Much of what we call “sense of place” is grounded in the physical nature of the land itself, and in its history. With that in mind, consider this: Chewonki Neck (along with adjacent Oak Island and part of the lower east side of Westport Island) is essentially unique, geologically speaking, in Mid-Coast Maine and perhaps the entire State. In this Natural History Mystery, we will take an expedition to The Point, the southernmost peninsula on Chewonki Neck, to discover why two very different rock formations lie right next to each other, splitting Chewonki Neck in two!
Imagine you are standing on The Point.
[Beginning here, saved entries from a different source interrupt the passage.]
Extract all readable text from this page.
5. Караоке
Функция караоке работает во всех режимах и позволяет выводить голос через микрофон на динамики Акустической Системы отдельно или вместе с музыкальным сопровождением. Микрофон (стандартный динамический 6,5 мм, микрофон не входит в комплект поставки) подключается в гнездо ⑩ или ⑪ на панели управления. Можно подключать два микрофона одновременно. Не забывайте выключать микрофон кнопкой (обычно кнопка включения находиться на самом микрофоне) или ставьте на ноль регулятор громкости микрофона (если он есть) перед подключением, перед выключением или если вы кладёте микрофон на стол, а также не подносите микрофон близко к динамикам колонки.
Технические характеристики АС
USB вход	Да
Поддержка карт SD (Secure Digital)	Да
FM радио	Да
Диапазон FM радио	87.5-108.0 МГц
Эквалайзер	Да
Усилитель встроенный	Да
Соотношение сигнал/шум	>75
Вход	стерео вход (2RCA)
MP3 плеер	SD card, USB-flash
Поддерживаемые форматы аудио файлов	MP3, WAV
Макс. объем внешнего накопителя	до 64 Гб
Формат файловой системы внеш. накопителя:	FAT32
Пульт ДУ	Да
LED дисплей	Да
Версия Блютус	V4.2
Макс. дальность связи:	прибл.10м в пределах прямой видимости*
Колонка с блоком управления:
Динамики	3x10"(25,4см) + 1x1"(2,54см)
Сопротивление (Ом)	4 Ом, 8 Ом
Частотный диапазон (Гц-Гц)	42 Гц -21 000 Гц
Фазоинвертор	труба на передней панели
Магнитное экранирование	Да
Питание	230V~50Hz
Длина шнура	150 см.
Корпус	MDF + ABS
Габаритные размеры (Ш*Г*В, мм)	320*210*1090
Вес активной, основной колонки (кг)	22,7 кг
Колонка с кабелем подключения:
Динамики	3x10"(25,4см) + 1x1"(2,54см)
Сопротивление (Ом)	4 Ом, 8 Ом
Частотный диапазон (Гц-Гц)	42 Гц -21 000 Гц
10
Montsweag Creek is to our east (right), Montsweag Bay opens to the west (left) with Westport Island beyond, and Oak Island lies straight ahead (due south). Notice the bedrock on which we’re standing: solid, blocky and mainly pinkish gray in color with darker streaks. Although it has basically the same mineral composition as granite, this rock technically is not a type of granite. It is called Oak Island Gneiss.
If you look closely you can see how the pinkish Oak Island Gneiss comes into swirling contact with a very different dark rock that seems to form layers set on edge vertically. This rock represents the Cape Elizabeth Formation, which has a mineral composition quite different from Oak Island Gneiss. Amazingly, Chewonki Neck is divided lengthwise almost in half by these two rock units; Oak Island Gneiss making up the east side, and Cape Elizabeth rock making up the west. Moreover, the two rock types are not only different in composition but also in age, and in their very geologic origin. The Cape Elizabeth rock is roughly 450 million years old, and is about 50 million years older than the Oak Island Gneiss.
What a geological mystery! How did such different kinds of rock come to lie right next to one another, right down the middle of Chewonki Neck like this? What has happened geologically to create this special place in Maine?
Here’s a Hint:
To solve this geological mystery, think about this question:
- Why is it significant to know that Oak Island Gneiss has a mineral composition close to granite, and Cape Elizabeth rock doesn’t?
For Further Thought:
For the most part, the bedrock of Maine contains few fossil remains, whereas in adjacent states and Canadian provinces fossils are fairly common. Why might this be so?